はじめはそれを呆然と見ていたキアーラだったが、アーシュラが必死でオーパーツを壊そうとしているのを見てようやく決心したのか、側にあった畳まれた三脚を手に取ると、アーシュラを手伝った。
二人で破壊行為を続けて、しばし。
自分たちが父親に
肩で息をしていたアーシュラは、ぺたんと床に座り込んだ。自分で壊した筐体にそっと手を伸ばす。自分たちがしたこととはいえ、なんだか申し訳ない気持ちになった。物に罪はない。悪さに使う自分たちが本当は悪いというのに――。
アーシュラの肩に、そっとキアーラの手が触れた。顔を上げると、同じ水色の眼差しを《ファンタスマゴリア》の上に落としているのが見えた。おそらく、キアーラも同じ気持ちなのだろう。
でも、これしか父を止める方法がなかったのだ、自分たちは。
不意に涙がこみ上げてきた。四年間ずっと、《ファンタスマゴリア》を含むオーパーツを弄り続けた日々。母が消えたのを境に狂っていった父の姿。虐げられるキアーラと、それを止めることができない不甲斐ない自分の姿。その前に穏やかで幸せな日々。いろいろなものがいっぺんに胸のうちに去来する。
――どうしてこんなことに。
自らの運命を呪ったそのとき。
視界の端に、人影を見た。
さっとアーシュラの血の気が引く。父にバレてしまったか。いずれそうなることとはいえ、こんなにすぐとは思わず身を強張らせる。

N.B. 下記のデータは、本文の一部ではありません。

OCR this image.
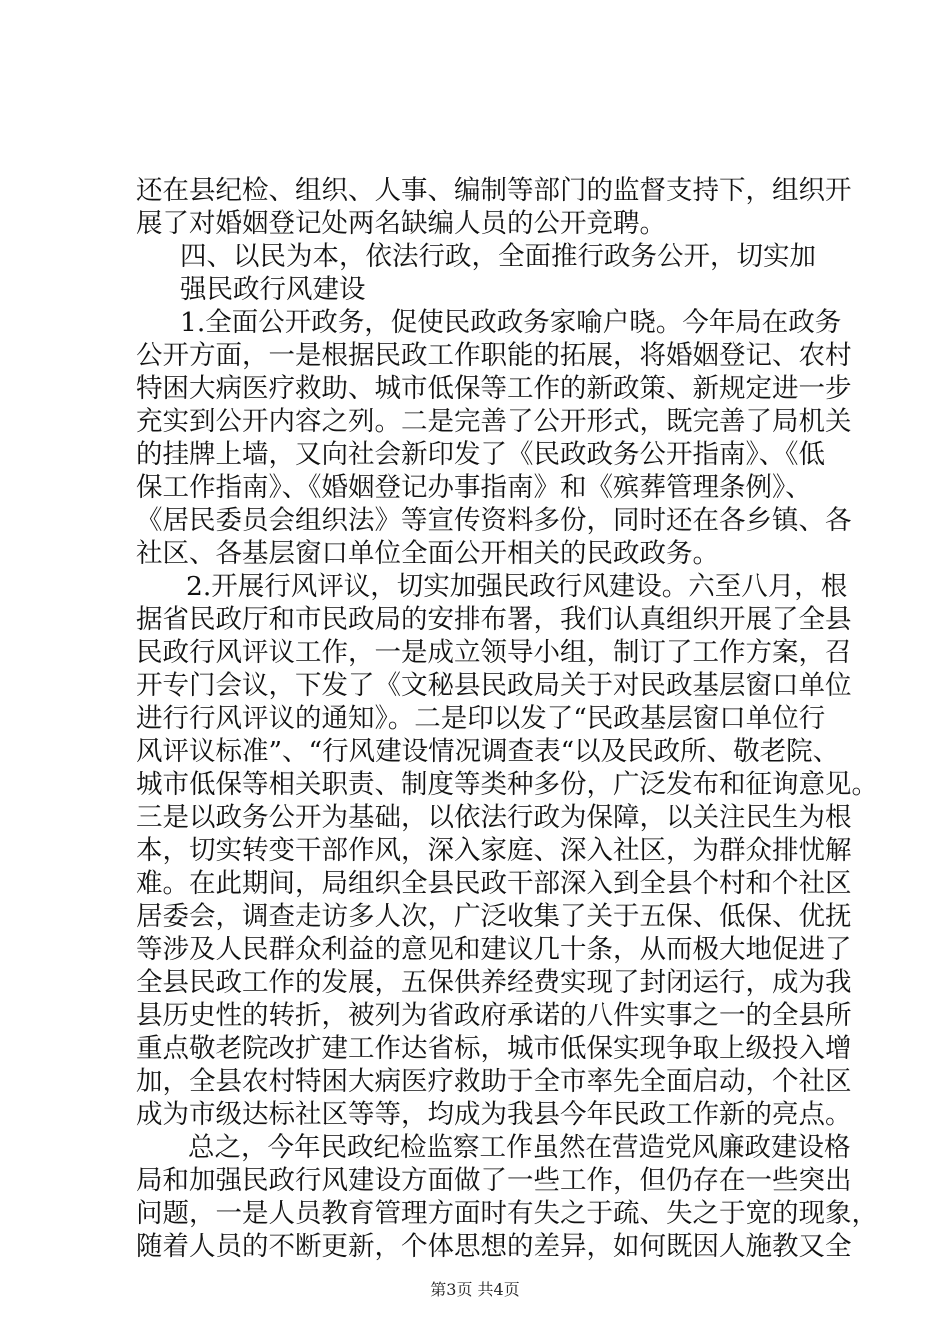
还在县纪检、组织、人事、编制等部门的监督支持下，组织开
展了对婚姻登记处两名缺编人员的公开竞聘。
四、以民为本，依法行政，全面推行政务公开，切实加
强民政行风建设
1.全面公开政务，促使民政政务家喻户晓。今年局在政务
公开方面，一是根据民政工作职能的拓展，将婚姻登记、农村
特困大病医疗救助、城市低保等工作的新政策、新规定进一步
充实到公开内容之列。二是完善了公开形式，既完善了局机关
的挂牌上墙，又向社会新印发了《民政政务公开指南》、《低
保工作指南》、《婚姻登记办事指南》和《殡葬管理条例》、
《居民委员会组织法》等宣传资料多份，同时还在各乡镇、各
社区、各基层窗口单位全面公开相关的民政政务。
2.开展行风评议，切实加强民政行风建设。六至八月，根
据省民政厅和市民政局的安排布署，我们认真组织开展了全县
民政行风评议工作，一是成立领导小组，制订了工作方案，召
开专门会议，下发了《文秘县民政局关于对民政基层窗口单位
进行行风评议的通知》。二是印以发了“民政基层窗口单位行
风评议标准”、“行风建设情况调查表“以及民政所、敬老院、
城市低保等相关职责、制度等类种多份，广泛发布和征询意见。
三是以政务公开为基础，以依法行政为保障，以关注民生为根
本，切实转变干部作风，深入家庭、深入社区，为群众排忧解
难。在此期间，局组织全县民政干部深入到全县个村和个社区
居委会，调查走访多人次，广泛收集了关于五保、低保、优抚
等涉及人民群众利益的意见和建议几十条，从而极大地促进了
全县民政工作的发展，五保供养经费实现了封闭运行，成为我
县历史性的转折，被列为省政府承诺的八件实事之一的全县所
重点敬老院改扩建工作达省标，城市低保实现争取上级投入增
加，全县农村特困大病医疗救助于全市率先全面启动，个社区
成为市级达标社区等等，均成为我县今年民政工作新的亮点。
总之，今年民政纪检监察工作虽然在营造党风廉政建设格
局和加强民政行风建设方面做了一些工作，但仍存在一些突出
问题，一是人员教育管理方面时有失之于疏、失之于宽的现象，
随着人员的不断更新，个体思想的差异，如何既因人施教又全
第3页 共4页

しかし、そこに居たのは、父とは違う、銃を構えた男だった。カーキ色の髪を後頭部で結わえ、モスグリーンの目を見開いた男。
アーシュラと彼の目が合う。
「――誰」
闖入者の衝撃からひと足早く立ち直ったキアーラが、鋭く問い詰めた。
「……俺は」
彼は少し言い淀み、唾を飲みこんでから再び口を開いた。
「……警察だ」
ふ、とアーシュラの身体から力が抜けた。
とうとうこの悪夢から開放されるときが来たのだ、と悟った。